May Day will be more than International Workers’ Day this year as state officials aim to open vaccinations to every Delawarean over the age of 16.
“We're going to move from 50 and older to open it up on May 1 to everyone over the age of 16,” said Gov. John Carney during his March 16 press conference.
COVID-19 vaccines have not yet been approved for young people under age 16. On March 17, Delaware allowed people 50 and older to sign up for vaccinations at pharmacies – a significant move from the state's focus to vaccinate only those 65 and older.
Those under age 50 who have health conditions such as obesity, diabetes, cancer and COPD, and those who smoke, can also sign up for vaccines under the relaxed requirements.
Gone are the phases that had defined who gets the shot as the state moves to an age-based system.
“We really have to get out of the 1A, 1B and 1C perspective, and accelerate putting vaccines in people's arms across the state,” Carney said.
On March 23, the state will begin taking appointments for those 50 and older, and a mass vaccination event is planned for March 26-28 at Dover International Speedway.
“The age is the the easiest thing to get people in the door,” said AJ Schall, Delaware Emergency Management Agency director. “Once May 1 gets here, there is no more wait list, and we're going to get people through the door.”
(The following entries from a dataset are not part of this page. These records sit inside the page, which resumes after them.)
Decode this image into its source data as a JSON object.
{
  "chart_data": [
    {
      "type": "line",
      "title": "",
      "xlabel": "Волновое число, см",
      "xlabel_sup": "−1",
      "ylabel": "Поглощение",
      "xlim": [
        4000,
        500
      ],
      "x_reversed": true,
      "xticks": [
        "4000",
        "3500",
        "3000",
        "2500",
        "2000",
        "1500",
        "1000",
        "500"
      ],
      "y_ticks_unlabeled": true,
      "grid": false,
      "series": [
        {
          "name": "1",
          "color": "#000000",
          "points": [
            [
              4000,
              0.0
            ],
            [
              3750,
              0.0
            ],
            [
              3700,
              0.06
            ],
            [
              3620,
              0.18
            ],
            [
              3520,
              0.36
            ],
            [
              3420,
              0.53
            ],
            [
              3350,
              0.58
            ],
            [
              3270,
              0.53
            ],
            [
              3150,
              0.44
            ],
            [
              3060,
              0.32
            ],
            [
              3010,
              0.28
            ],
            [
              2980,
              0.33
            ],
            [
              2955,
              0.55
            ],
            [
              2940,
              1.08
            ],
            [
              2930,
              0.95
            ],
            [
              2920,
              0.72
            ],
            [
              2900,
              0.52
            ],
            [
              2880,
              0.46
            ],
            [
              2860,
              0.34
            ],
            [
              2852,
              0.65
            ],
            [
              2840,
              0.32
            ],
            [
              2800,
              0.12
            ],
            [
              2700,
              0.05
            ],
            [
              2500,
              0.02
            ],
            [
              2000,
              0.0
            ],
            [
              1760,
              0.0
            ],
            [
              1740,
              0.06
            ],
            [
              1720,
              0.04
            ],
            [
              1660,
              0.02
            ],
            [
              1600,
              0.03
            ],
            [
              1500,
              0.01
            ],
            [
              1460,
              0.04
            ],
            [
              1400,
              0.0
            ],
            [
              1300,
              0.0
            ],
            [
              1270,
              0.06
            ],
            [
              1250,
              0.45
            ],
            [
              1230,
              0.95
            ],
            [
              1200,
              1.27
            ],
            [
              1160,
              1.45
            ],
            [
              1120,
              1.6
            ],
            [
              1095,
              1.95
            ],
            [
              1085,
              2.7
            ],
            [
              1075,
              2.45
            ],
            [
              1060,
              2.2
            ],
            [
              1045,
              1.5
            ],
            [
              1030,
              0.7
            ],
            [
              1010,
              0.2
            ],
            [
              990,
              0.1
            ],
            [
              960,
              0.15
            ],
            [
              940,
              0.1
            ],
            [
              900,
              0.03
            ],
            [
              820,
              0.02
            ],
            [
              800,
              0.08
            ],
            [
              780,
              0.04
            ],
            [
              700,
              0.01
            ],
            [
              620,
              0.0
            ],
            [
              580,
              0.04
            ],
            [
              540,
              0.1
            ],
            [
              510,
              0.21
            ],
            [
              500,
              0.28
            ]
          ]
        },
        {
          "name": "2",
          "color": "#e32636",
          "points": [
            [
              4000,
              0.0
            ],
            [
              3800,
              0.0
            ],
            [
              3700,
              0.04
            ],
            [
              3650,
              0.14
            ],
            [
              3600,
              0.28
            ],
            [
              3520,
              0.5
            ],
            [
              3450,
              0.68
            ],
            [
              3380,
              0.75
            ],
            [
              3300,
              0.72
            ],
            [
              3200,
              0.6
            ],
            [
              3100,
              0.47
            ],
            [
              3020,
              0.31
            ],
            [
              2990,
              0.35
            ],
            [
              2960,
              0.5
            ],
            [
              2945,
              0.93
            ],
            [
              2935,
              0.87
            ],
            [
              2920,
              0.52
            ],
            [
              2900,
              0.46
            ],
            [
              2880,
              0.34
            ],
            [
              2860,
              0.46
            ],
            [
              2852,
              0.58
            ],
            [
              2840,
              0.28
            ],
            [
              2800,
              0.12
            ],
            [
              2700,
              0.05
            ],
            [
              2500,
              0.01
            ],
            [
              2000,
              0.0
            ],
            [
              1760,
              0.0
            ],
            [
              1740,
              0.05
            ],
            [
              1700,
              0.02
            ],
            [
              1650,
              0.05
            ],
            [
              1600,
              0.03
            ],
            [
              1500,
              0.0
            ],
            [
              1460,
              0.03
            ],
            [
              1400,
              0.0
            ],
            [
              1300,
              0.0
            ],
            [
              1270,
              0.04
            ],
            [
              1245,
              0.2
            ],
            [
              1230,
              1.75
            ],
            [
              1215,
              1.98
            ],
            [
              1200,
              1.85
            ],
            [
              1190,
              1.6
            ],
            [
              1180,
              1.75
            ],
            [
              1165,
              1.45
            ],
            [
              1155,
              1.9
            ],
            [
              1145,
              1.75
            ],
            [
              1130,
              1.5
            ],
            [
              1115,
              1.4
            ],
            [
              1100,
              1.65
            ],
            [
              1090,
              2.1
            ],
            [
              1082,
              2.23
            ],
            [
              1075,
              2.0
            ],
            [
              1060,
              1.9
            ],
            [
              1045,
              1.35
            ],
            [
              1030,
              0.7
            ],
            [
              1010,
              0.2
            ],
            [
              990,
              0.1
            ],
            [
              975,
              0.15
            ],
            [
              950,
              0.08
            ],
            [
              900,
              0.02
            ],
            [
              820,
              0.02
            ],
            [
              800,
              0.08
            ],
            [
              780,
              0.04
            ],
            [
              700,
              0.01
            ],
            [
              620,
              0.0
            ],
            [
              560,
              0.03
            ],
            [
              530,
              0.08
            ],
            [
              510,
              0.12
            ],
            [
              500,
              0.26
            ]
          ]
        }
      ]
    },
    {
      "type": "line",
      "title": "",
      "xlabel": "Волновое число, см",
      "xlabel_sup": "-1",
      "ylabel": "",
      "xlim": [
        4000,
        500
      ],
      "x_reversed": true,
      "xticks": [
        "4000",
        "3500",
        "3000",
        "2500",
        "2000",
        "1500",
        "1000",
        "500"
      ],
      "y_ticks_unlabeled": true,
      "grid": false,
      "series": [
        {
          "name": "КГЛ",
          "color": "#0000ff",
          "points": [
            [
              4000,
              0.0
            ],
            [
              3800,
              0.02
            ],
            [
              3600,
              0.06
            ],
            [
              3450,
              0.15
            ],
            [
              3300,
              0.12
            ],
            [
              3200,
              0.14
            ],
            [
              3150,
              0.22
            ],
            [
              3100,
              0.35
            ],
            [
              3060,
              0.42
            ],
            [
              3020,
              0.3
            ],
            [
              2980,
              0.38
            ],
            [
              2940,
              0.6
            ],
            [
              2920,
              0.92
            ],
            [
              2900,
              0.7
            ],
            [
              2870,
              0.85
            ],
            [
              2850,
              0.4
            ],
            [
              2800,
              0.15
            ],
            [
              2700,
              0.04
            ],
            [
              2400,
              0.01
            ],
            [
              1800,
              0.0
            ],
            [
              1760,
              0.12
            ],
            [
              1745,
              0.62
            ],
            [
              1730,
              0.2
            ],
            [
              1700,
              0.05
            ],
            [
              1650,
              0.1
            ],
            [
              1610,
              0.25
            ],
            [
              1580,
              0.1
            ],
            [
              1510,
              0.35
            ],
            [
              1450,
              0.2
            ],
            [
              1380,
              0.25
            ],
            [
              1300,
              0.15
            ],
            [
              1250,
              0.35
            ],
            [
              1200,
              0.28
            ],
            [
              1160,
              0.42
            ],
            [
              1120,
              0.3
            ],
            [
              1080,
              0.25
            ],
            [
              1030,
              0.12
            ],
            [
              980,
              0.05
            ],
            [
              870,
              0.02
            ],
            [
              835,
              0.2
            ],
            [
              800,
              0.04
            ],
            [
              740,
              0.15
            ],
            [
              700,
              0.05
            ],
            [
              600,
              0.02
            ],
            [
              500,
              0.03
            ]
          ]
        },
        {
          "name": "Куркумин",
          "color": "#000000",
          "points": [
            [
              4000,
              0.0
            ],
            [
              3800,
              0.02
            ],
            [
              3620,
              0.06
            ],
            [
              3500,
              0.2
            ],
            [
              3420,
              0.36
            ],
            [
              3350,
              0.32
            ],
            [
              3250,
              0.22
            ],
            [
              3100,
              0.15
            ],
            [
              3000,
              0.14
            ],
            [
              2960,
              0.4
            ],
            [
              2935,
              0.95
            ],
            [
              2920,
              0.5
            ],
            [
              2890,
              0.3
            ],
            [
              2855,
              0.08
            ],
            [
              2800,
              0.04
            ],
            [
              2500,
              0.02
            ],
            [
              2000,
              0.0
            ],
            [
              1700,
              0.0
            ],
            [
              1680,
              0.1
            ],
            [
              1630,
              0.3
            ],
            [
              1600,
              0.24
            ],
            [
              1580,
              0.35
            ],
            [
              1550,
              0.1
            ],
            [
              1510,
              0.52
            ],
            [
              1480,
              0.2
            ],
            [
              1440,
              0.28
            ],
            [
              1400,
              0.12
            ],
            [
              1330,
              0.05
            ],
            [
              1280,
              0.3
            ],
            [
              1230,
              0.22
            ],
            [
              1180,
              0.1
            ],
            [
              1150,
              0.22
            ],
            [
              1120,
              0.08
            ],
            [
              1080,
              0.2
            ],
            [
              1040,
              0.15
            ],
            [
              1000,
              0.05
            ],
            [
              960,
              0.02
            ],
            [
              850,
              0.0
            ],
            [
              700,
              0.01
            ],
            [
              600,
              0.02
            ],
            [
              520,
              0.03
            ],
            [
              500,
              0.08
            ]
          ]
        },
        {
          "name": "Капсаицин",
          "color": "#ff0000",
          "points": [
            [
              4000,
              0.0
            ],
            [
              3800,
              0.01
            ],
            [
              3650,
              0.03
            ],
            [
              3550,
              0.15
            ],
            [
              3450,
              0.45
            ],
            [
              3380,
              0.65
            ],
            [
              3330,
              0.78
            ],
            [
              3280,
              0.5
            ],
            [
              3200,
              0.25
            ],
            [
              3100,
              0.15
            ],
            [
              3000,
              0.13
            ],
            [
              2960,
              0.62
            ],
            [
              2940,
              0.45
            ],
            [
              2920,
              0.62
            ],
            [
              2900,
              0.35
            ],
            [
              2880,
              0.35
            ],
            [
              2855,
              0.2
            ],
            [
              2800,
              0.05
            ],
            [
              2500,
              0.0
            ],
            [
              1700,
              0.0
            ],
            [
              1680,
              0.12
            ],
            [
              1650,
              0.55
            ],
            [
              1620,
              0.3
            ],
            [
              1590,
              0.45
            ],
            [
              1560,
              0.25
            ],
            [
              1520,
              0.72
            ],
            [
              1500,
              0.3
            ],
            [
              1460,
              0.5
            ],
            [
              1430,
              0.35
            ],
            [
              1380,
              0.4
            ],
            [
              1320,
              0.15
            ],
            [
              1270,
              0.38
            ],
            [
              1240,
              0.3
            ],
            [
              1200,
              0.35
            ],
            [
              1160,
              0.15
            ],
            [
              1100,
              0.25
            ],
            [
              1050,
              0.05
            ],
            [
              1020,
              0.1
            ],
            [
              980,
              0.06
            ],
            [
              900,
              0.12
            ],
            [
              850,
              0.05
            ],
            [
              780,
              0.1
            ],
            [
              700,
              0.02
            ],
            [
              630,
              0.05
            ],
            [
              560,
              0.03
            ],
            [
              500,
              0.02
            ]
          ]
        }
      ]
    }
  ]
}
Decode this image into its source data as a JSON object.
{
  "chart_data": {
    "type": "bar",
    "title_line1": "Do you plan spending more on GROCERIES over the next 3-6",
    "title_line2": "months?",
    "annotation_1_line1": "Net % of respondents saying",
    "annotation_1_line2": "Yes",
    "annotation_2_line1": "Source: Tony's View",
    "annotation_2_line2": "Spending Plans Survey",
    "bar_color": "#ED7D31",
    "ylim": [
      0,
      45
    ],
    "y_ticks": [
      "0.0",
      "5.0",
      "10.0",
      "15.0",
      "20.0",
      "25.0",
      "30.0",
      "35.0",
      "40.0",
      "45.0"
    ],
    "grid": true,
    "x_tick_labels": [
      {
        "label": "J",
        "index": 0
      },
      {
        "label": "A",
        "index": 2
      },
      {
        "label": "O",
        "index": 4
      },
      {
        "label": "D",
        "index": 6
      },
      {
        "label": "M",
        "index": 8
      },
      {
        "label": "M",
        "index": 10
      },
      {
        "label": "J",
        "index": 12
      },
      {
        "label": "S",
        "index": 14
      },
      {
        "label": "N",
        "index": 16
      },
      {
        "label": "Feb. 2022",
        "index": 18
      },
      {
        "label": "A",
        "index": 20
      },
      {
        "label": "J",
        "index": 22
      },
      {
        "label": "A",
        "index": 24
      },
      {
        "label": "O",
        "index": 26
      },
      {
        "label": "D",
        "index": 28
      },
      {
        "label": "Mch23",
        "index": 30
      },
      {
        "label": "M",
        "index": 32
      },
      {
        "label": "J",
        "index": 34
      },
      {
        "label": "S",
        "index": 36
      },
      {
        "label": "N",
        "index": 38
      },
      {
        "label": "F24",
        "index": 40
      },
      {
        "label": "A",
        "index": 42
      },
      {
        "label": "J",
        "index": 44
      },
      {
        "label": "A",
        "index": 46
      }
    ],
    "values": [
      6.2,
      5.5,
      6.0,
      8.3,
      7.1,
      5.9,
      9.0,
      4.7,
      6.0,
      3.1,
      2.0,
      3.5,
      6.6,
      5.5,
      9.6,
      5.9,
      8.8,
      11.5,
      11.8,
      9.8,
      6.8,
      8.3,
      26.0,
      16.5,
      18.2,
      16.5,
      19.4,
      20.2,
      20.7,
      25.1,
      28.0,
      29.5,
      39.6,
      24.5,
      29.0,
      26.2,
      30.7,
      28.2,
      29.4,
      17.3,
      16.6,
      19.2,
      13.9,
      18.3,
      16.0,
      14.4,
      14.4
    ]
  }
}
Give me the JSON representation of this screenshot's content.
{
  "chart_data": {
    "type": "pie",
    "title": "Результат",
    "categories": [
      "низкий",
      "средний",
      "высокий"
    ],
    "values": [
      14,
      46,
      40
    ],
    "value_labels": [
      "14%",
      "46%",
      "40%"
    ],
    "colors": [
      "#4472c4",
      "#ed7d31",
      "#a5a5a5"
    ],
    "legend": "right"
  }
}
At its peak, Delaware had about 136,000 people on a wait list for vaccines, which has been whittled down to about 50,000, said Dr. Karyl Rattay, Division of Public Health director.
The number remaining on the wait list could be less, she said, as officials work to remove names of people who have already received vaccines from other healthcare venues.
“It really has slowed down a lot. It's a good indication that individuals have taken advantage of vaccinations,” she said.
Carney said 20 percent of Delawareans, or 1 in 5, have had at least one shot. Of that, Rattay said, 67 percent of Delaware's senior citizens are fully or partially vaccinated, and 24 percent of those 16 and older have received a shot.
Carney said he is working on the next step of reopening the state's economy, which has been restricted for more than a year now, although he did not provide any details.
“We will be easing restrictions. We are looking at that now,” he said. “We're keeping in mind what's happening in states around us.”
Pennsylvania has lifted restrictions on restaurants and indoor and outdoor events, allowing 15 percent of maximum capacity for indoors and 20 percent for outdoor events regardless of venue size.
Maryland now allows indoor and outdoor venues and businesses to operate at 50 percent capacity.